Question

A circuit is constructed with four resistors, one inductor, one battery and a switch as shown. The values for the resistors are: R₁ = R₂ = 56 Ω, R₃ = 45 Ω and R₄ = 91 Ω. The inductance is L = 255 mH and the battery voltage is V = 24 V.

1)

The switch has been open for a long time when at time t = 0, the switch is closed.
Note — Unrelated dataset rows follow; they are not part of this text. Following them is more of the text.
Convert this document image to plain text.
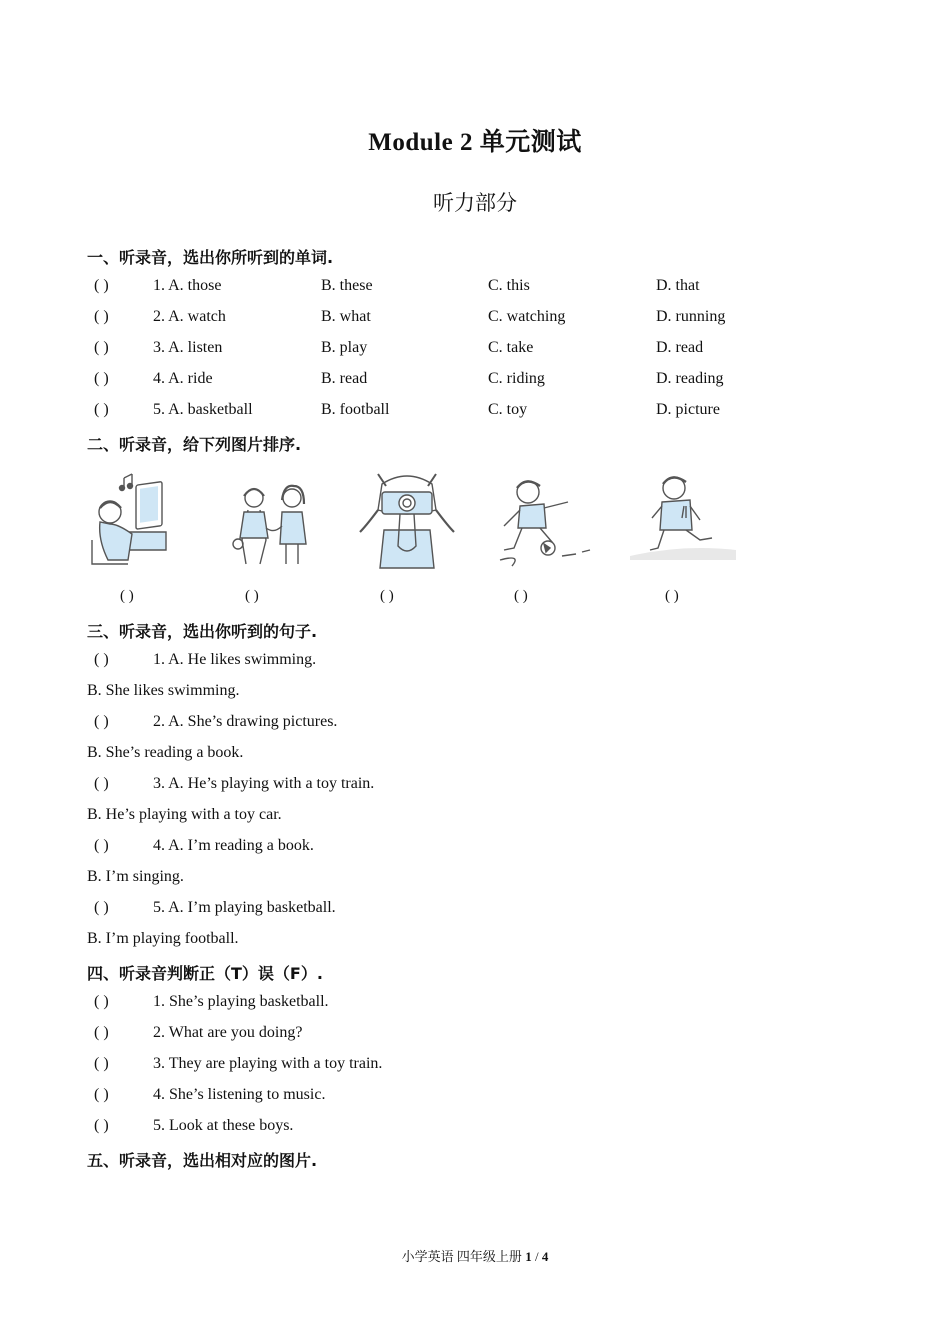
Module 2 单元测试
听力部分
一、听录音，选出你所听到的单词.
( )	1. A. those	B. these	C. this	D. that
( )	2. A. watch	B. what	C. watching	D. running
( )	3. A. listen	B. play	C. take	D. read
( )	4. A. ride	B. read	C. riding	D. reading
( )	5. A. basketball	B. football	C. toy	D. picture
二、听录音，给下列图片排序.
( )	( )	( )	( )	( )
三、听录音，选出你听到的句子.
( )	1. A. He likes swimming.
B. She likes swimming.
( )	2. A. She’s drawing pictures.
B. She’s reading a book.
( )	3. A. He’s playing with a toy train.
B. He’s playing with a toy car.
( )	4. A. I’m reading a book.
B. I’m singing.
( )	5. A. I’m playing basketball.
B. I’m playing football.
四、听录音判断正（T）误（F）.
( )	1. She’s playing basketball.
( )	2. What are you doing?
( )	3. They are playing with a toy train.
( )	4. She’s listening to music.
( )	5. Look at these boys.
五、听录音，选出相对应的图片.
小学英语 四年级上册 1 / 4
What is I₁(0), the magnitude of the current through the resistor R₁ just after the switch is closed?

_______A

2)

What is I₁(∞), the magnitude of the current that flows through the resistor R₁ a very long time after the switch has been closed?

_______A

3)

What is V_L(0), the magnitude of the voltage across the inductor just after the switch is closed?

______V

4)

What is I_L(∞), the magnitude of the current through the inductor after the switch has been closed for a very long time?

___________A

5)

What is I₂(0), the magnitude of the current through the resistor R₂ just after the switch is closed?

_______________A

Answer 1

1)

just after the switch is closed, the inductor behaves as open circuit

hence R_total = total resistance = R₁ + R₂ + R₃ + R₄ = 56 + 56 + 45 + 91 = 248 ohm

V = battery Voltage = 24 Volts

i₁ = current in R₁ = V/R_total = 24/248 = 0.097 A

2)

long time after the switch is closed, the inductor behaves as short circuit

hence R_total = total resistance = R₁ + R₄ = 56 + 91 = 147 ohm

V = battery Voltage = 24 Volts

i₁ = current in R₁ = V/R_total = 24/147 = 0.163 A

3)

just after the switch is closed, the inductor behaves as open circuit

hence R_total = total resistance = R₁ + R₂ + R₃ + R₄ = 56 + 56 + 45 + 91 = 248 ohm

V = battery Voltage = 24 Volts

i = current in circuit = V/R_total = 24/248 = 0.097 A

V_L = Voltage across indutor = Voltage across the series combination of R₂ and R₃ = i (R₂ + R₃) = (0.097) (56 + 45)

= 9.8 Volts

4)

long time after the switch is closed, the inductor behaves as short circuit

hence R_total = total resistance = R₁ + R₄ = 56 + 91 = 147 ohm

V = battery Voltage = 24 Volts

i₁ = current in R₁ = V/R_total = 24/147 = 0.163 A

i_L = current in inductor = i₁ = 0.163 A

5)

just after the switch is closed, the inductor behaves as open circuit

hence R_total = total resistance = R₁ + R₂ + R₃ + R₄ = 56 + 56 + 45 + 91 = 248 ohm

V = battery Voltage = 24 Volts

i₁ = current in R₁ = V/R_total = 24/248 = 0.097 A

i2= i1 = 0.097 A